It has to start with David Frum, at 64 probably the most visible media Never Trumper fouling the “national conversation.” On Sunday, after Donald Trump pulled off the smartest political stunt this fall by spending 15 minutes at a Bucks County, Pennsylvania McDonald’s that instantly lit up social media, Frum tweeted, “Trump didn't ‘work’ in a McDonald's. He posed.” It was petulant—even a lot of Harris and undecided voters chuckled at the photo-op—and probably, in the recesses of Frum’s bitter mind, a fear that less than two weeks before the election, the former president has gained momentum.
It’s foolish to make predictions, as Trump’s perceived advantage might swing to Harris before Nov. 5th, but right now Democrats, including PA Sen. Bob Casey, in a tough reelection contest, has distanced himself from his party’s nominee, are sweating bullets from Kamala’s Glock. (Someone from the shell of Newsweek tweeted Monday morning: “Rumors have been circulating on social media that former President Donald Trump's visit to the popular fast food chain was staged.” I don’t care about the decimation of Newsweek—when magazines still mattered, I preferred Time—but you’d think someone would the plug on the website, if only for dignity’s sake.)
Just over a month ago, in The Atlantic (again, the well-financed outpost of the Never Trump media contingent), Frum wrote: “Suddenly, it looks as if the Harris-Trump margin may not even be all that close—and that the Republican majority in the House may be at risk too. Trump personally may not understand that he’s losing.” Unlike some Frum critics, I don’t believe the man is “stupid,” he’s not, but has wrapped his entire public life by J6, the coming Trump “dictatorship,” you know the rest, and he’s melting into an ugly puddle along with old friends Dick and Liz Cheney. But, if Trump does win, Frum has another four years of cashing in on his “woes.” And that’s not a minimum-wage job.
Not all Illusionists wear the same hat. Frum’s might be black and dinged-up, but I don’t know what lid Bruce Bawer’s wearing: what’s the color of naiveté? Barney Purple? I don’t think it’s the case but cynics might argue that Bawer’s Oct. 15th essay in The American Spectator, “How Trump Became an American Hero” was commissioned by a smalltime MAGA donor. The word “hero” is thrown around promiscuously—I can’t think of a single one—but Trump definitely doesn’t make the cut. Bawer engages in hyperbole that’s hard to stomach, claiming that at heart Trump’s just one of the guys, who affably mixed it up with the construction workers on his real estate projects.
He writes: “Even as the legacy media branded him a liar and racist, more and more ordinary Americans [again, beware of writers who use the word “ordinary” to describe people]—people who can recognize a phony when they meet one—discerned that whatever else he might be, he wasn’t a phony… He’d walked away from a life of almost unimaginable luxury and into the line of fire in order to serve his nation and help its people.
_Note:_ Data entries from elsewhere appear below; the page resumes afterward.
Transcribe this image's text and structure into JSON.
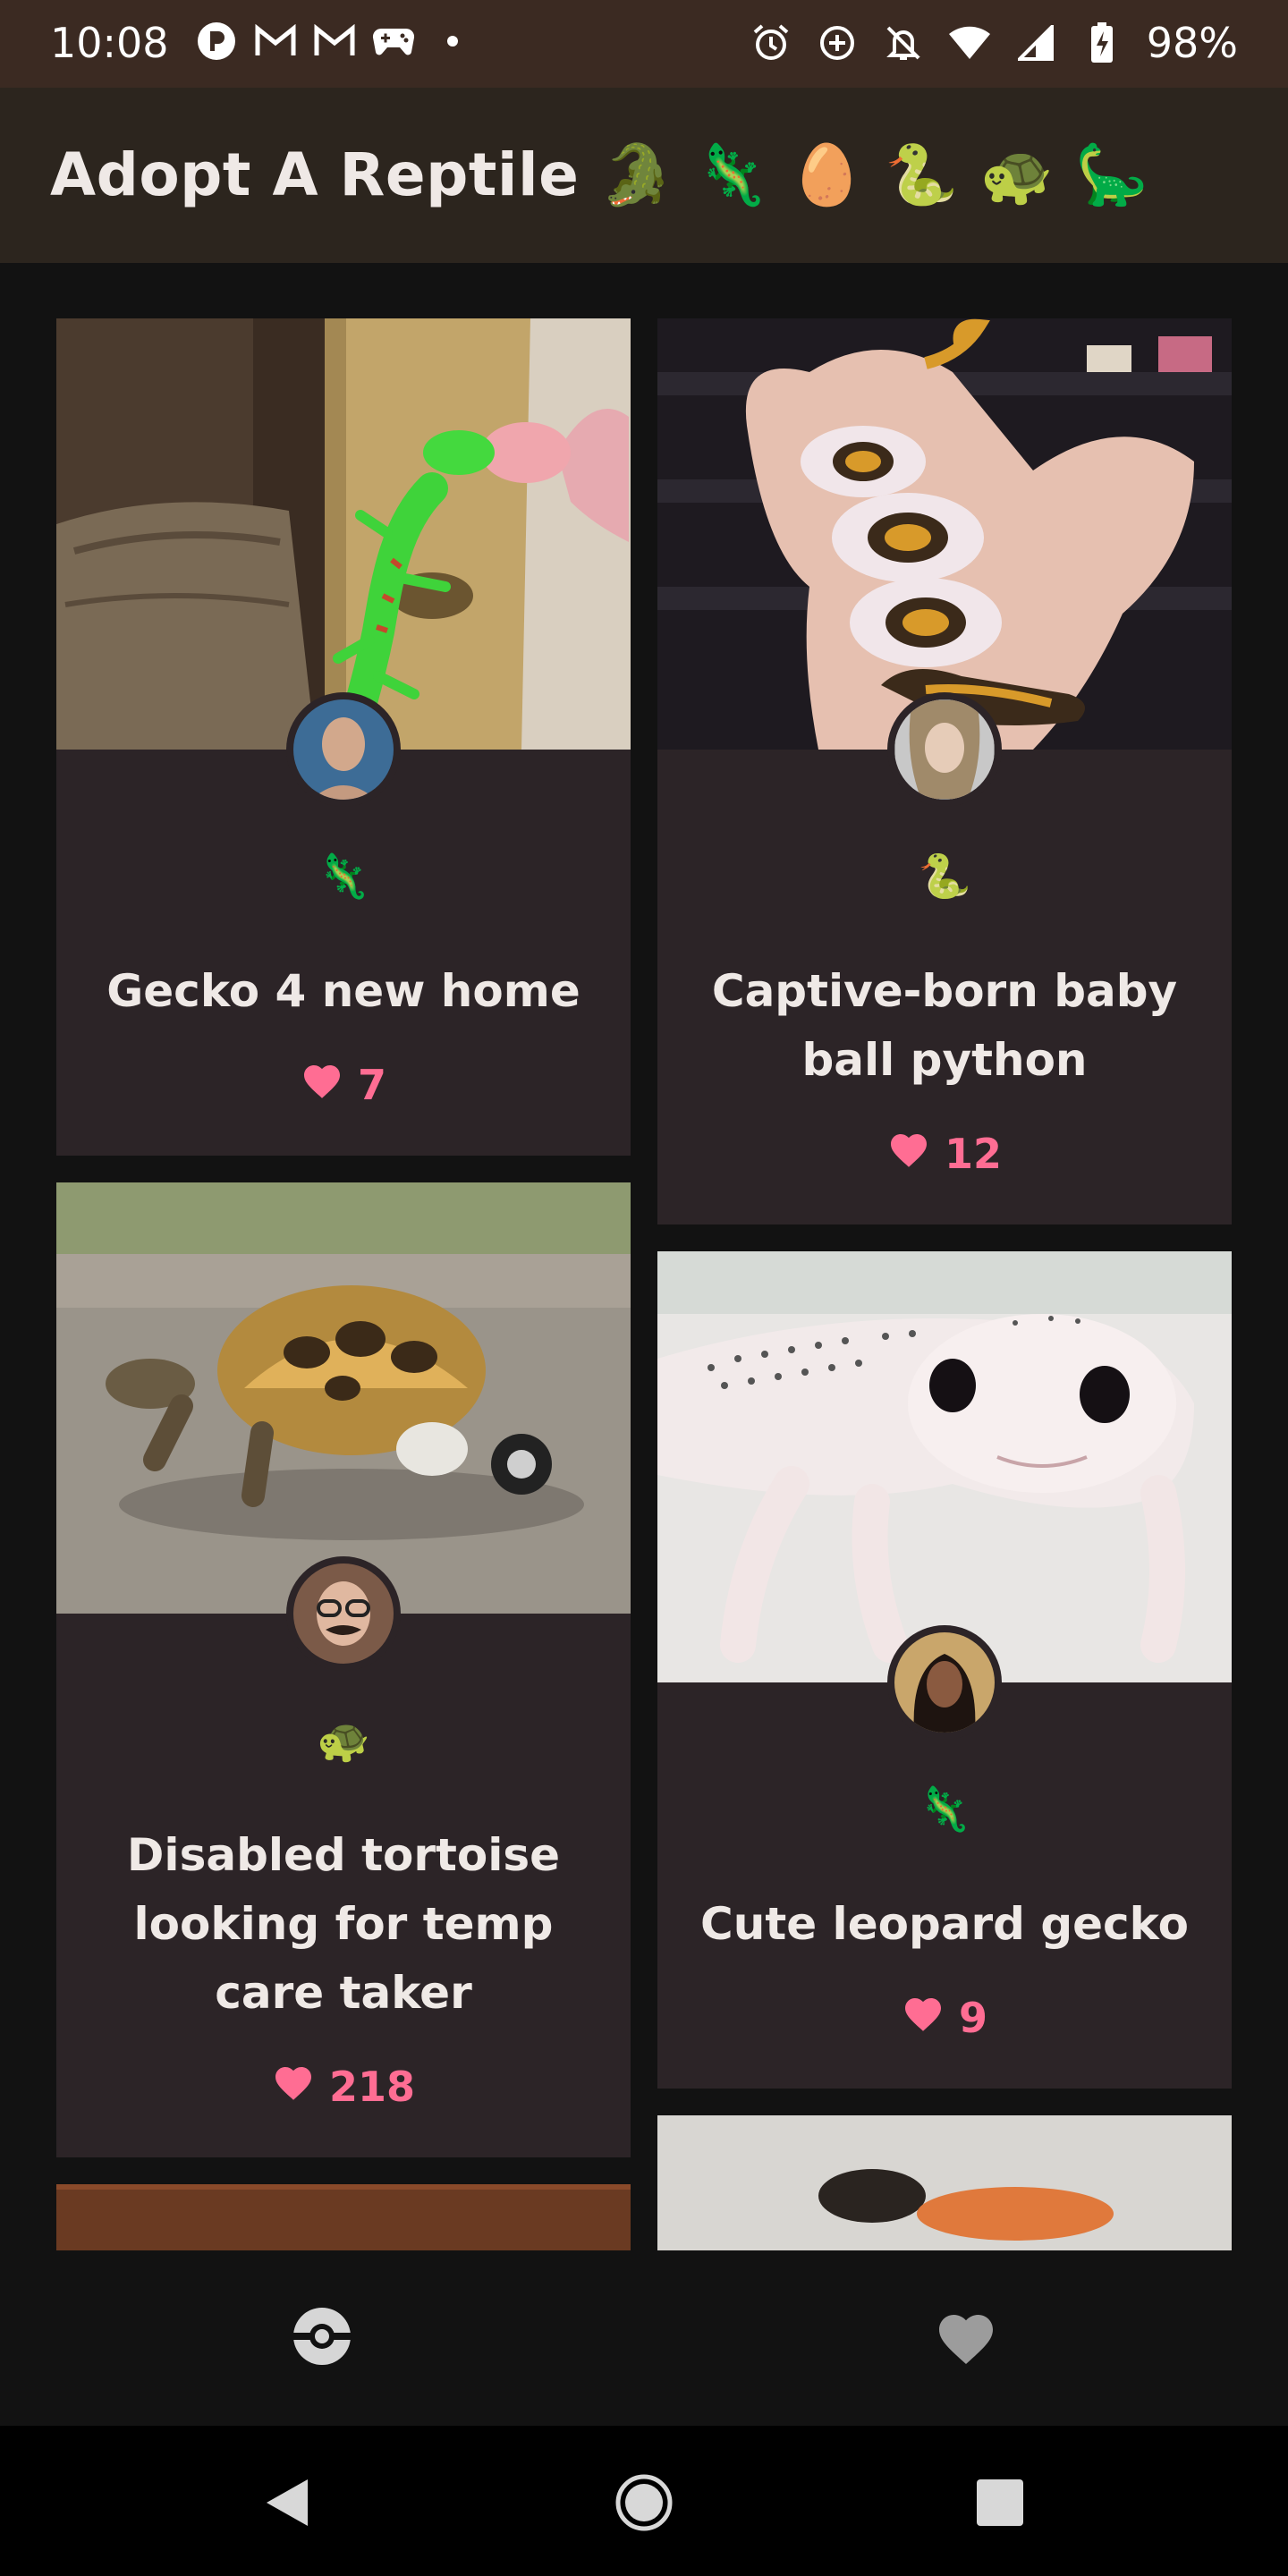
{
  "status_bar": {
    "time": "10:08",
    "battery": "98%",
    "left_icons": [
      "app-p-icon",
      "gmail-icon",
      "gmail-icon",
      "gamepad-icon",
      "dot-icon"
    ],
    "right_icons": [
      "alarm-icon",
      "data-saver-icon",
      "notifications-off-icon",
      "wifi-icon",
      "signal-icon",
      "battery-charging-icon"
    ]
  },
  "app_bar": {
    "title": "Adopt A Reptile 🐊 🦎 🥚 🐍 🐢 🦕"
  },
  "cards": [
    {
      "title": "Gecko 4 new home",
      "emoji": "🦎",
      "likes": "7",
      "photo": "green day gecko on bamboo"
    },
    {
      "title": "Captive-born baby ball python",
      "emoji": "🐍",
      "likes": "12",
      "photo": "ball python in hand"
    },
    {
      "title": "Disabled tortoise looking for temp care taker",
      "emoji": "🐢",
      "likes": "218",
      "photo": "tortoise with wheel"
    },
    {
      "title": "Cute leopard gecko",
      "emoji": "🦎",
      "likes": "9",
      "photo": "leopard gecko close-up"
    }
  ],
  "bottom_nav": {
    "tabs": [
      {
        "name": "browse",
        "icon": "pokeball-icon",
        "active": true
      },
      {
        "name": "favorites",
        "icon": "heart-icon",
        "active": false
      }
    ]
  },
  "colors": {
    "status_bar": "#3b2a22",
    "app_bar": "#2c251e",
    "background": "#121212",
    "card": "#2c2427",
    "like": "#ff6d93"
  }
}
And, as president, he proved it. Repeatedly. Magnificently. Courageously.”
As Trump might say if he saw the article (unlikely, as he appears to prefer dick jokes to reading): “That was beautiful, the most beautiful non-fake news you’ll ever read.”
Nate Silver, the analyst/aggregator of polls, mind-numbing to read, is (for now) bullish on Trump’s victory chances—although he’s almost certainly voting for Harris—wrote on Oct. 20th: “Trump has traits of a classic con man, but con artistry is often effective, and Trump is skilled at convincing voters that he’s on their side even if his election would not be in their best interest. Furthermore, Trump presents Democrats with a Three Stooges Syndrome problem: a range of plausible attacks so vast that they tend to cancel one another out.” Silver does the job he’s given himself—and won’t take a paycheck and shove it—but again, like so many Beltway/NYC obnoxious Bishops/Rabbis, can’t resist editorializing that the rubes who vote for Trump are screwing themselves.
And let’s not forget the flummoxed David Brooks, who can’t figure out why Harris isn’t coasting to a decisive victory, in his Oct. 17th New York Times column headlined, “Why the Heck Isn’t She Running Away With This?” He doesn’t make a lot of sense, as evidenced by the following “word salad” that’s just a notch above Kamala’s daily nonsense. He writes: “The result is that each party has its own metaphysics. Each party is no longer just a political organism; it is a political-cultural-religious-class entity that organizes the social, moral and psychological lives of its believers.”